Las Vegas Sun

April 22, 2024

Retiree sues Citigroup after losing life savings

WEST PALM BEACH, Fla. -- A retiree who lost his $2 million life savings when former WorldCom stock plummeted amid the company's collapse last year has sued Citigroup for pain and suffering.

The lawsuit may create a new way for thousands of Americans who lost their fortunes in accounting scandals.

Anthony Amodio's lawsuit last week against the nation's biggest bank asserts that he is penniless and ill with heart problems because he was advised to keep his 23,820 shares of WorldCom stock amid claims that the share price would climb to $150, even when it was valued in April 2002 at only $7.

The suit would be the first to compel depositions from former WorldCom Chief Executive Bernie Ebbers, Citigroup Chairman Sanford Weill and its former star telecoms analyst, Jack Grubman, said attorney Ted Babbitt.

The suit blames the trio for recklessly and intentionally inflating claims about the stock's potential, making them millions while countless Americans lost money.

"There isn't any dispute that these people were doing things to the detriment of their own clients, and yet they walk away without one person being indicted, without one criminal act being alleged, without one penny in civil suits personally against them, without any detriment whatsoever," Babbitt said. "They've gotten away with it so for. But this is going to be the key that opens the door."
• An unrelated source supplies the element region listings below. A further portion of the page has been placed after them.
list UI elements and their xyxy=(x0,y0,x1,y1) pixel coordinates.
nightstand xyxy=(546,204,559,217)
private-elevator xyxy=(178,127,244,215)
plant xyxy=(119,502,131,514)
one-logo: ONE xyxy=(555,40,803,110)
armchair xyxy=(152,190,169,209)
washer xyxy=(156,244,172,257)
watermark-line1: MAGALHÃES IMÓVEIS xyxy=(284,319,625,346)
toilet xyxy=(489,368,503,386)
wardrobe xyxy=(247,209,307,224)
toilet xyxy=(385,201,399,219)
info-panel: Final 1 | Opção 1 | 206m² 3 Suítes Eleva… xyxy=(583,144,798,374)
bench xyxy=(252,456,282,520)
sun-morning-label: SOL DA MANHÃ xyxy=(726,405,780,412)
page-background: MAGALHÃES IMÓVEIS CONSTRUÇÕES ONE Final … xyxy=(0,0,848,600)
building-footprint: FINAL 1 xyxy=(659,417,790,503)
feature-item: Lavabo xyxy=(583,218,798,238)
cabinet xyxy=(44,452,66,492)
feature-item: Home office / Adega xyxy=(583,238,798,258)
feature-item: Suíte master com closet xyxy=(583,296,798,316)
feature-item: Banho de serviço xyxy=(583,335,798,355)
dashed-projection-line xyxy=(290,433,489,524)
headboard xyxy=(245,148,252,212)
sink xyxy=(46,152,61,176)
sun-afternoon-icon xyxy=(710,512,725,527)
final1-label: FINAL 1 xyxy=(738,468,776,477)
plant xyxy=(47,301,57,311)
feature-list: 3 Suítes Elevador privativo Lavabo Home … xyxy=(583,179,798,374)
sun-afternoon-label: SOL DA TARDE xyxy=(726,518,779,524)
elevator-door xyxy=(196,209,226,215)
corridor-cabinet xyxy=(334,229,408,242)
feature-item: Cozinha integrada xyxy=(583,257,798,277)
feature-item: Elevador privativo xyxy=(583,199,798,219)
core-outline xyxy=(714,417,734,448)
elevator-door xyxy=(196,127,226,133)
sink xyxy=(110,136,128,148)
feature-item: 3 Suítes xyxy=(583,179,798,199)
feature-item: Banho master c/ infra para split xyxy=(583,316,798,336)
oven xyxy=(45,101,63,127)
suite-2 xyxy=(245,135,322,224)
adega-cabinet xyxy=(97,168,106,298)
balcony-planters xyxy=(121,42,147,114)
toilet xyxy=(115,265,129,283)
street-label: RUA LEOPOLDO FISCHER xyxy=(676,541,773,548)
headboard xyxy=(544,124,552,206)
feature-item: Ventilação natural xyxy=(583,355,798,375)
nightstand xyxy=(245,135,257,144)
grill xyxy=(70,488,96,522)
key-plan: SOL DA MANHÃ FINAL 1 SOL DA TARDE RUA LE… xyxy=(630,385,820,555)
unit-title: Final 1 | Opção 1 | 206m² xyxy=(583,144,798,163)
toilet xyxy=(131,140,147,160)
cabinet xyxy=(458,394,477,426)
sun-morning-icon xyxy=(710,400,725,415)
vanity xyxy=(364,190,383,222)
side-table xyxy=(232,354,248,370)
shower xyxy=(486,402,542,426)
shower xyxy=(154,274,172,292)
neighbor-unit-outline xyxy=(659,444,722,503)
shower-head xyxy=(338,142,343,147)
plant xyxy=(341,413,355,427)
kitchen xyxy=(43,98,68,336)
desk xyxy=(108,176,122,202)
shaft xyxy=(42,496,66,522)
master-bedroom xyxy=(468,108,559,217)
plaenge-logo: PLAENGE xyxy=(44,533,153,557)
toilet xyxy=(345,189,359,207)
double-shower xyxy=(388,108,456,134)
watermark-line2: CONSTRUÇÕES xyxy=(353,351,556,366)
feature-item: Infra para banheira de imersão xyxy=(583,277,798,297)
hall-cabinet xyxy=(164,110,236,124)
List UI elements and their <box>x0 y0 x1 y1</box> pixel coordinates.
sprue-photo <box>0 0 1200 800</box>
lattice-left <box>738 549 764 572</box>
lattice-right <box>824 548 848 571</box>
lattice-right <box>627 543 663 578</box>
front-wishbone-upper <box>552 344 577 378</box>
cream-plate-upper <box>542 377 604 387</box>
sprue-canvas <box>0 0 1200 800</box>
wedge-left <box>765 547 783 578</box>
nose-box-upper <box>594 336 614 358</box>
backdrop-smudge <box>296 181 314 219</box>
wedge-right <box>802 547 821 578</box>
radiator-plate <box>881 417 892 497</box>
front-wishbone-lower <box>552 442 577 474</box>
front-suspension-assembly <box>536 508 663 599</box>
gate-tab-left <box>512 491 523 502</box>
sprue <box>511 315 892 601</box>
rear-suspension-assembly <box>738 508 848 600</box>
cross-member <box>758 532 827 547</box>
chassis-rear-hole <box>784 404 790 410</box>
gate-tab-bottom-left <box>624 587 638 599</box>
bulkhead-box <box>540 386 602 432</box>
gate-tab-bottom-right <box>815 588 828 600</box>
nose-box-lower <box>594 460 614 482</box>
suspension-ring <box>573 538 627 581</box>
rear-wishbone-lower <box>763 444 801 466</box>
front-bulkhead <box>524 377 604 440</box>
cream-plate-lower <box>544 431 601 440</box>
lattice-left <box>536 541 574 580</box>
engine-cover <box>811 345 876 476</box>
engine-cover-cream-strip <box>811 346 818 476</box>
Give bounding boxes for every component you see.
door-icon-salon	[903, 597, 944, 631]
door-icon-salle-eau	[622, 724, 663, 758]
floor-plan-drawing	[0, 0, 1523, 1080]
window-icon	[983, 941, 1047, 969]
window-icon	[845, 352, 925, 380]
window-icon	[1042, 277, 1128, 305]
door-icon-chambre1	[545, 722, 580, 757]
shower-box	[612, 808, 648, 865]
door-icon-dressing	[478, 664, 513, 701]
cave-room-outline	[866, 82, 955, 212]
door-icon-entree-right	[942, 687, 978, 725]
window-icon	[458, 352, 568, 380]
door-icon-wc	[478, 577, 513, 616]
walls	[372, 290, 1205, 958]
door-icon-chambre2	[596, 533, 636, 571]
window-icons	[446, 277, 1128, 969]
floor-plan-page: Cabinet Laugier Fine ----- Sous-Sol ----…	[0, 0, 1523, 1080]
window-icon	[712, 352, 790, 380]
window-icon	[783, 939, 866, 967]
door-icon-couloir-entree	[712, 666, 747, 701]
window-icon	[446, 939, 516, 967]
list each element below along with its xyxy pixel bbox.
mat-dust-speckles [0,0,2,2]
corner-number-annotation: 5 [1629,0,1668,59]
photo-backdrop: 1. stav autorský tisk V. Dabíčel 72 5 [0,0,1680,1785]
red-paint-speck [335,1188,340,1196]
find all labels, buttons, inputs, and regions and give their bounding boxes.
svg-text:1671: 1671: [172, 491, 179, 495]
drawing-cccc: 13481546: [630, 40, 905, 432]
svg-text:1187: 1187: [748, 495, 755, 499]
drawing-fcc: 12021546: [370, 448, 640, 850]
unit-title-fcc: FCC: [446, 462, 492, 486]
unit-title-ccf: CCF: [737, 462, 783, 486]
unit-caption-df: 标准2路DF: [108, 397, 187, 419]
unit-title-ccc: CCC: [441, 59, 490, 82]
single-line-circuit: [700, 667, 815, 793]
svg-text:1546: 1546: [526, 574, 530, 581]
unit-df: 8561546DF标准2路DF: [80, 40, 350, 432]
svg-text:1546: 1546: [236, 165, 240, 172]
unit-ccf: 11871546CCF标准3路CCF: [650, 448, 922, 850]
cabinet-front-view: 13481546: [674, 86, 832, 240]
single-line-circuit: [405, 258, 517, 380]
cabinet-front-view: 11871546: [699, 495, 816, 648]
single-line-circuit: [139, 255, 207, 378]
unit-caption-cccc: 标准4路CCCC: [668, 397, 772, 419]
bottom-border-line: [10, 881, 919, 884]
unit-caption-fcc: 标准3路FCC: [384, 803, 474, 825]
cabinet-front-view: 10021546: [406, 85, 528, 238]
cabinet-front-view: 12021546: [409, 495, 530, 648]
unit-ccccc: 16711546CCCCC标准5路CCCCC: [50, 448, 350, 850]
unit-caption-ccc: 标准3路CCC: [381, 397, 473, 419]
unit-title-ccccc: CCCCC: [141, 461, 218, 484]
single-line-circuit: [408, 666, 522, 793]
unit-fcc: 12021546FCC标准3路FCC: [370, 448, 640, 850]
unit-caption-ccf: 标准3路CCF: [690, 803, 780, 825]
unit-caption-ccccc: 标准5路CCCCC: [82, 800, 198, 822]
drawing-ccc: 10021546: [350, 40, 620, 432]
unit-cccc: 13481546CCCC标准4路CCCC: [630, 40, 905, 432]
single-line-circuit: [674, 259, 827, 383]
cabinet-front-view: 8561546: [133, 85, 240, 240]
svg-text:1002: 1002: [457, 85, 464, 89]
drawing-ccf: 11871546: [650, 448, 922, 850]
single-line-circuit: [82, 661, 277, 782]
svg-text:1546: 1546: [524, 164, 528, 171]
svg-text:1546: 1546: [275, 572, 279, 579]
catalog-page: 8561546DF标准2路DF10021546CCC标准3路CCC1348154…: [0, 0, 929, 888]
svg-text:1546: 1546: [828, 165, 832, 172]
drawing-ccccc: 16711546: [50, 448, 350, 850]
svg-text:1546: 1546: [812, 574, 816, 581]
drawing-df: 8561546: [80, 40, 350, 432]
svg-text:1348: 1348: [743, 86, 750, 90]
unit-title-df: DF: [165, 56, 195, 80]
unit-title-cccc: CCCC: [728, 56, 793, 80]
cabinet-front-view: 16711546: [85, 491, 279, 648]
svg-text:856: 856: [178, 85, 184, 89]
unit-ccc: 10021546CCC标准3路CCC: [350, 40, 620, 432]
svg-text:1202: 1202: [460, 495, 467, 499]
Mary Ellen Hillery, a spokeswoman for Salomon Smith Barney, the brokerage arm of Citigroup that's also named in the lawsuit, said the company had no comment because it had not seen the complaint.

Many investors burned by securities fraud have few options to recover their losses when a company such as WorldCom, which was brought down by an $11 billion accounting scandal, seeks bankruptcy protection. Shareholders must rely largely on lawsuits and regulatory fines to recover some of what they lost.

Shareholders also are often barred from suing their brokerage firms because investors usually sign waivers agreeing to arbitration to settle disputes.

Amodio claimes he signed no waiver because his shares, acquired during his 26-year employment, were held in a Citigroup account.

He had no account with Salomon Smith Barney, but Citigroup referred him to the firm for advice when he repeatedly called with concern about the stock's plunging value.

"They painted such a picture to me to hold the shares because I was going to make my fortune," Amodio said. "I looked forward to the golden years and now I look forward to the bitter years."

He retired as a national account manager executive in 1997 after spending nearly three decades at MCI. He invested in the company's stock and was required to trade it for shares in WorldCom when it purchased MCI, according to his suit.

He called Citigroup and Salomon as early as July 1999, when his shares would have been valued at $2.1 million, and was advised that Grubman predicted the stock to break triple digits by the year's end.

Suing under Florida's legal tort of "outrage," his lawsuit could be the first to demand losses for emotional distress over a financial loss, according to legal experts.

"Losing all of your money is not just some cold, unemotional act. It has devastating physical effects," said Thomas Ajamie, a veteran securities lawyer in Houston.

Last April, Citigroup paid the highest penalty of any Wall Street firm -- $400 million -- to settle charges that its Smith Barney unit issued fraudulent and misleading research. Regulators also fined Grubman, and are investigating his former boss, Weill.